視覚形成の第一段階は外環境からの光受容である。 網膜により受容された光刺激は視細胞により電気刺激に変換され、視神経により脳の視覚中枢へ伝わることで視覚が形成される。 視細胞内には視物質と呼ばれる光受容体が存在する。 視物質はタンパク質部分であるオプシンとレチノイドである発色団（11-cis-retinal）が結合したものである。 視物質は視細胞外節と呼ばれる構造内に密に限局しており、これは光刺激を効率よく電気刺激へ変換するためであると考えられている。 オプシンは視細胞内で合成されるが、11-cis-retinalは視細胞に隣接する 網膜色素上皮細胞（Retinal Pigment Epithelium: RPE）から視細胞へ供給される。 11-cis-retinalの合成には網膜色素上皮細胞に特異的に発現する異性化酵素であるRPE65が必須であり、 そのためヒトRPE65遺伝子異常の患者は光受容能の低下から視覚障害を生じる。 RPE65遺伝子異常のマウスでも視覚障害および視細胞変性を生じるが11-cis- retinalの投与により改善がみられることから、 本疾患の原因は11-cis-retinalの枯渇であると考えられている。 しかし、11-cis-retinalの枯渇に伴う視細胞変性のメカニズムに関しては不明な点が多い。 11-cis-retinalはオプシンタンパク質のリガンドであることから、 11-cis-retinalの枯渇はオプシンタンパク質に何らかの影響を与えていることが推測される。 そのため、11-cis-retinal欠損モデル動物として知られているRpe65-/-マウスを用い、 11-cis-retinalの枯渇がオプシンタンパク質に与える影響について検討した。 マウスの場合は桿体細胞と錐体細胞という二種類の視細胞が存在する。 ヒトおよびマウスのRPE65遺伝子異常において、桿体細胞に比べ錐体細胞の障害が顕著であることから、 特に錐体細胞が発現する錐体オプシン（S-opsinおよびM-opsin）に着目して実験をおこなった。

　実験には3, 5および7週齢のRpe65-/-マウスを用いた。 網膜-RPE-脈絡膜をサンプルとし、オプシンのmRNA発現量およびタンパク質発現量を調べた。 また、眼球の凍結切片を作製し、免疫組織化学によりオプシンの局在を調べた。 加えて、オプシンタンパク質の異常と視細胞変性の関連を調べるため、 TUNEL法によるアポトーシス細胞検出および電子顕微鏡による視細胞の微細構造観察をおこなった。

　Rpe65-/-マウスのS-opsinは糖タンパク質成熟時においてN型糖鎖切断が不完全であるために分子量が大きく、 局在も異常でありさらに分解を受けていることが明らかとなった。 Rpe65-/-マウスのM-opsinタンパク質は不安定なためにプロテアソームを介した経路で分解されており、 野生型に比べ極端に発現量が減少していた。 Rpe65-/-マウスにおけるM-opsinタンパク質の減少は、11-cis-retinalのアナログである9-cis-retinalの投与により抑制された。 電子顕微鏡により視細胞の微細構造を観察した結果、 Rpe65-/-マウスの視細胞外節は崩壊しているものの視細胞内節や視細胞核に特筆すべき異常は認められず、 TUNEL法の結果からもアポトーシス細胞はほとんど検出されなかった。

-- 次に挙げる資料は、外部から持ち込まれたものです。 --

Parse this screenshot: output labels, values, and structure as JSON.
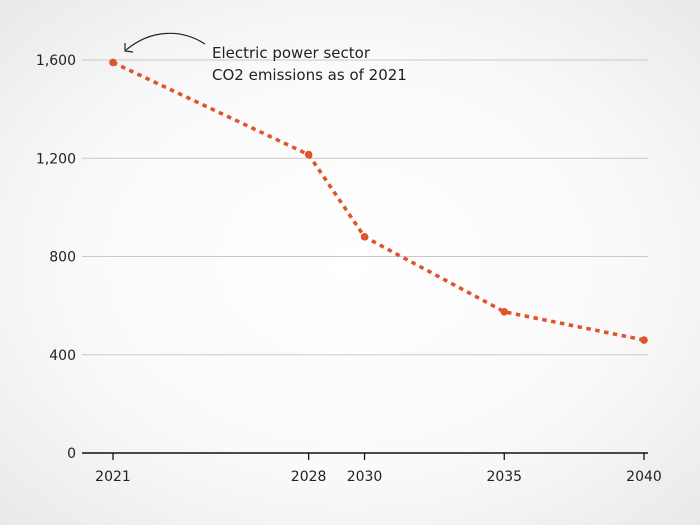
{
  "chart_data": {
    "type": "line",
    "title": "",
    "xlabel": "",
    "ylabel": "",
    "x": [
      2021,
      2028,
      2030,
      2035,
      2040
    ],
    "series": [
      {
        "values": [
          1590,
          1215,
          880,
          575,
          460
        ],
        "color": "#e0542b",
        "style": "dotted",
        "markers": true
      }
    ],
    "ylim": [
      0,
      1600
    ],
    "yticks": [
      0,
      400,
      800,
      1200,
      1600
    ],
    "ytick_labels": [
      "0",
      "400",
      "800",
      "1,200",
      "1,600"
    ],
    "xtick_labels": [
      "2021",
      "2028",
      "2030",
      "2035",
      "2040"
    ],
    "grid": "horizontal",
    "legend": "none",
    "annotation": {
      "lines": [
        "Electric power sector",
        "CO2 emissions as of 2021"
      ],
      "target_x": 2021
    }
  }
}
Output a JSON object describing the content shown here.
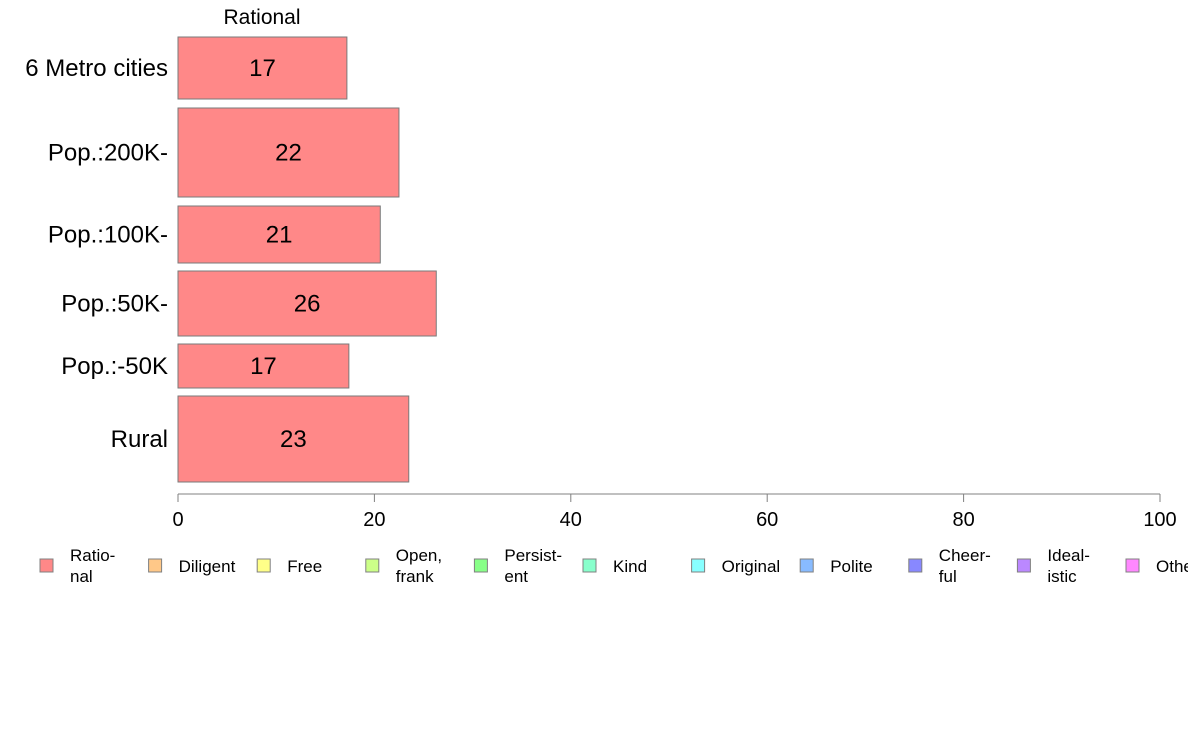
{
  "chart_data": {
    "type": "bar",
    "orientation": "horizontal",
    "column_header": "Rational",
    "categories": [
      "6 Metro cities",
      "Pop.:200K-",
      "Pop.:100K-",
      "Pop.:50K-",
      "Pop.:-50K",
      "Rural"
    ],
    "series": [
      {
        "name": "Rational",
        "values": [
          17.2,
          22.5,
          20.6,
          26.3,
          17.4,
          23.5
        ],
        "labels": [
          "17",
          "22",
          "21",
          "26",
          "17",
          "23"
        ],
        "color": "#FF8888"
      }
    ],
    "xlim": [
      0,
      100
    ],
    "xticks": [
      "0",
      "20",
      "40",
      "60",
      "80",
      "100"
    ],
    "grid": false,
    "legend_position": "bottom",
    "legend": [
      {
        "lines": [
          "Ratio-",
          "nal"
        ],
        "color": "#FF8888"
      },
      {
        "lines": [
          "Diligent"
        ],
        "color": "#FFC888"
      },
      {
        "lines": [
          "Free"
        ],
        "color": "#FFFF88"
      },
      {
        "lines": [
          "Open,",
          "frank"
        ],
        "color": "#CCFF88"
      },
      {
        "lines": [
          "Persist-",
          "ent"
        ],
        "color": "#88FF88"
      },
      {
        "lines": [
          "Kind"
        ],
        "color": "#88FFCC"
      },
      {
        "lines": [
          "Original"
        ],
        "color": "#88FFFF"
      },
      {
        "lines": [
          "Polite"
        ],
        "color": "#88BBFF"
      },
      {
        "lines": [
          "Cheer-",
          "ful"
        ],
        "color": "#8888FF"
      },
      {
        "lines": [
          "Ideal-",
          "istic"
        ],
        "color": "#BB88FF"
      },
      {
        "lines": [
          "Other"
        ],
        "color": "#FF88FF"
      }
    ]
  }
}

　これらの結果は、11-cis-retinalがマウスの錐体オプシンタンパク質の成熟や輸送および安定性に関与しており、 翻訳後の過程において錐体オプシンタンパク質を正常に機能維持させるためにシャペロン分子としての役割を担っていることが明らかとなった。 さらに、Rpe65-/-マウスにおいて視細胞死がほとんど観察されないにもかかわらず視細胞外節構造にのみ顕著な異常を認めたことから、 11-cis-retinal欠損による視細胞変性の初期には錐体オプシンタンパク質の翻訳後修飾異常を原因とした 視細胞外節の崩壊を生じることが示された。 本研究の結果は、視覚機能に必須である錐体オプシンタンパク質が正常な翻訳後修飾を受けるためには11-cis-retinalが 重要な役割を果たしていることを高等動物であるマウスで初めて報告したものであり、 難治性疾患であるRPE65遺伝子異常の視細胞変性機構においてその分子病態の一端を明らかにした。